The iPhone-friendly carrier Sprint, the nation’s third-largest telco, today filed amicus brief (a legal opinion) with the Federal Circuit concerning a sales injunction against Samsung’s Galaxy Nexus smartphone sought by Apple. Sprint is arguing that no party, Apple included, should be allowed to leverage a sales ban as “a staple of the smartphone wars”.

The carrier paints itself as an “unwitting victim” of the large-scale Apple-Samsung legal wrangling, saying it just wants the issue to be fully resolved without an immediate ban…

Co-defendant Google filed is brief last Friday.

As you know, the Court of Appeals has chosen to temporarily suspend the ban on Galaxy Nexus sales at Samsung’s request. The Samsung-made Galaxy Nexus is important as it’s arguably the best “stock Android” device with Google branding.

Apple has two days left to file its opposition to Samsung’s motion to stay the ban for the entire duration of the appellate proceedings, meaning the injunction cannot be enforced unless the Federal Circuit decides on whether to extend or lift this stay.

Patent expert Florian Müeller, who covers litigation and patents over at his blog FOSS Patents, says Sprint isn’t siding with Google or Apple as its motivation is a simple one: the uninterrupted availability of wireless devices.

He explains:

Sprint says it would take this position if the roles between Apple and Samsung are reversed, or if different companies were involved. Sprint doesn’t comment on the merits of the case. It just wants the issue to be fully litigated without an immediate ban.

The carrier is afraid that a sales ban on the Galaxy Nexus might hurt its bottom line.

Since “bringing a device to market takes hundreds of people approximately 9-12 months”, Sprint argues that preliminary injunctions come down too fast to replace banned products with non-infringing new ones. It furthermore says that “an immediate preliminary injunction against a device substantially and irreparably harms Sprint by leaving a void in its device portfolio”.

That’s a bit surprising stance considering that, by some estimates, iPhones are outselling all other smartphones combined at Sprint and AT&T and selling at roughly equal volume to all Android smartphones at Verizon.

Sprint’s been selling the iPhone for eight months now (versus five years for AT&T and nearly 18 months for Verizon). They activated 1.5 million iPhones in Q1 2012, 44 percent to new customers, amounting to 660,000 new iPhone subscribers.

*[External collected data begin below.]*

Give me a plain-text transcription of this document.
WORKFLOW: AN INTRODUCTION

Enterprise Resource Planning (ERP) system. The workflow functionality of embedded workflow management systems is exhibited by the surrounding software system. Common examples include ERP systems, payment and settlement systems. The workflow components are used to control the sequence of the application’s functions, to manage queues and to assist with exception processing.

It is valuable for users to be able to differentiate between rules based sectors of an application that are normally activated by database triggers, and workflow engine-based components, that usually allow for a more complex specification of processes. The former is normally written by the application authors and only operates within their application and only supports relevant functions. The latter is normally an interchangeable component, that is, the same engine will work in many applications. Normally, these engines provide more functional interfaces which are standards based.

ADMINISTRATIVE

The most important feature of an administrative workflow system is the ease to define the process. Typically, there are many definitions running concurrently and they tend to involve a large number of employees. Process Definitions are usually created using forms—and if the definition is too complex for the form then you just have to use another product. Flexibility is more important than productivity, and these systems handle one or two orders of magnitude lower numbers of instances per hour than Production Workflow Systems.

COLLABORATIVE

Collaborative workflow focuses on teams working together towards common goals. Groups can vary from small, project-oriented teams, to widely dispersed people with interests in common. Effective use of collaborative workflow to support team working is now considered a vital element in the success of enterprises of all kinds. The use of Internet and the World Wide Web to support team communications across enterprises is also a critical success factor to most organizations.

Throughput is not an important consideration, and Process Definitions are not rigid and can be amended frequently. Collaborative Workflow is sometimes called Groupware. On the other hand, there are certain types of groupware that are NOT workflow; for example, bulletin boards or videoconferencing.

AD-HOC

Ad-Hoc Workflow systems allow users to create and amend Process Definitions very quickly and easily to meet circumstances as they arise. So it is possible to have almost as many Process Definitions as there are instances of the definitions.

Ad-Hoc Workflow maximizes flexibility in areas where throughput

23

The company bet the farm by committing to buy almost $15.5 billion worth of iPhones from Apple, though it’s not seen turning profit on the device until at least 2015 due to high subsidy Apple’s device commands.

By the way, in case you were wondering: an amicus curiae is a legal Latin phrase denoting a non-party to a lawsuit that volunteers to offer information to assist a court in deciding a matter before it.

Interesting enough, Samsung has managed to circumvent Apple’s ‘604 “unified search” patent on the Galaxy S III with the latest software update which simply kills the feature. Makes you wonder why the heck Google doesn’t do the same here and just remove goddamn universal search from the Nexus?

What’s your take, should carriers refrain from intervening in legal proceedings between handset vendors?